The William’s Percent Range indicator, which helps us detect the overbought and oversold regions and is in the Oscillator category, is known as William’s %R. This indicator which has regular oscillator characteristics and is easy to interpret according to extreme areas has been noted as one of the indicators that are especially remarkable in the short-term view, such as the Stochastic Oscillator.
-20 and -80 levels are significant figures we take as a reference while interpreting the indicator and according to these levels, it is explained the financial asset is in the overbought or overbought zone according to these levels. Moreover, for short term trade decisions, the returns that will occur depending on these levels are followed.
To access the William’s Percent Range indicator from the MetaTrader platform, you can respectively click on ToolBar, Insert, Indicator, and finally, on Oscillator.
Before adding it to the platform, you can revise the levels of -20 and -80 in the “Levels” section to make them suitable for the financial asset subject to trade. However, in the training, such change won’t be made and the standard pattern will be followed.
The Positive Or Negative Condition of William’s %R!
One of the most important things to pay attention to while making a trade decision for a financial asset is the reaction that will occur depending on the -20 and -80 levels. If the indicator is above the -20 level, it is OVERBOUGHT. If it is below the -80 level, it is OVERSOLD. A financial asset being in the overbought or oversold zone might be a signal for a possible return. However, you shouldn’t hurry for such a return solely based on this.
*** If William’s %R indicator returns from the oversold zone and goes above level -80 or makes a return from level -80 or its vicinity, the positive pricing behavior regarding the asset might grow stronger.
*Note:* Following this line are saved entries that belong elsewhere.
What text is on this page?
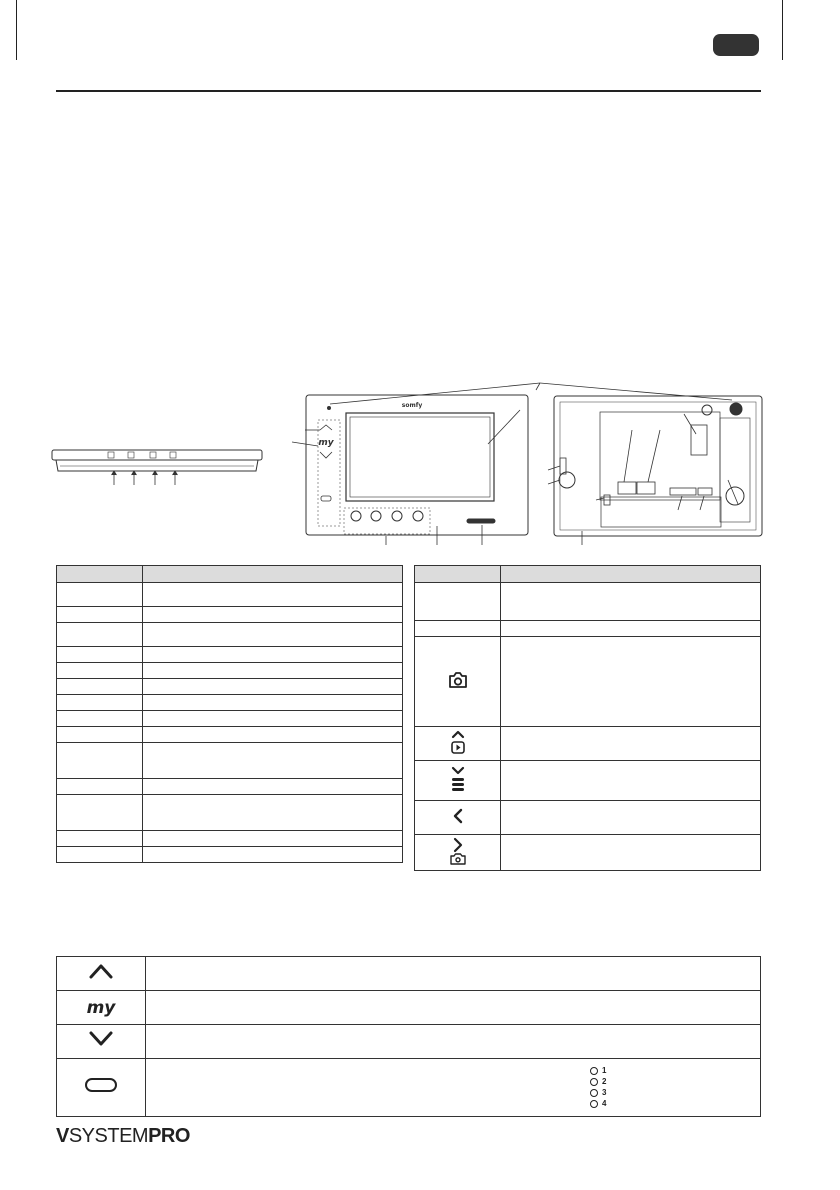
somfy
my

my	

1
2
3
4
VSYSTEMPRO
With this, a possible exit request towards the reference level of -20 might keep the agenda busy.
*** If William’s %R indicator returns from the overbought zone and goes below level -20 or makes a return from level -20 or its vicinity, the negative pricing behavior regarding the asset might grow stronger. With this, a possible regression request towards the reference level of -80 might keep the agenda busy.
William’s %R – Divergence!
The incompatibility between the asset pricing and the Oscillator indicator, which helps us see the overbought and overbought zones might be on the agenda in some periods.
The concept elaborated as divergence is explained as the positive or negative signals according to the reference levels of -20 and -80 not being supported by the asset price.
In this section, considered as Positive Or Negative incompatibility, our main focus point is asset price. The related incompatibility removes the buy-sell signal until the price and the indicator are compatible.
If the Oscillator indicators which help us see the overbought and oversold zones are used alone, the times of incompatibility will affect trade performance negatively. Thus, no indicator should be used alone.
***William’s Percent Range indicator is crucial for traders who make trades. While the related indicator needs to be used in line with its theoretical approach, the probable revisions on the asset pricing are also of the essence to minimize the current risk. Also, since this indicator creates a very sensitive view against the sudden changes, it is a very important indicator for traders who make short term transactions. Since the indicator is from the Oscillator group which supports the overbought and oversold zones, it shouldn’t be forgotten that the divergence outlook will be in this category.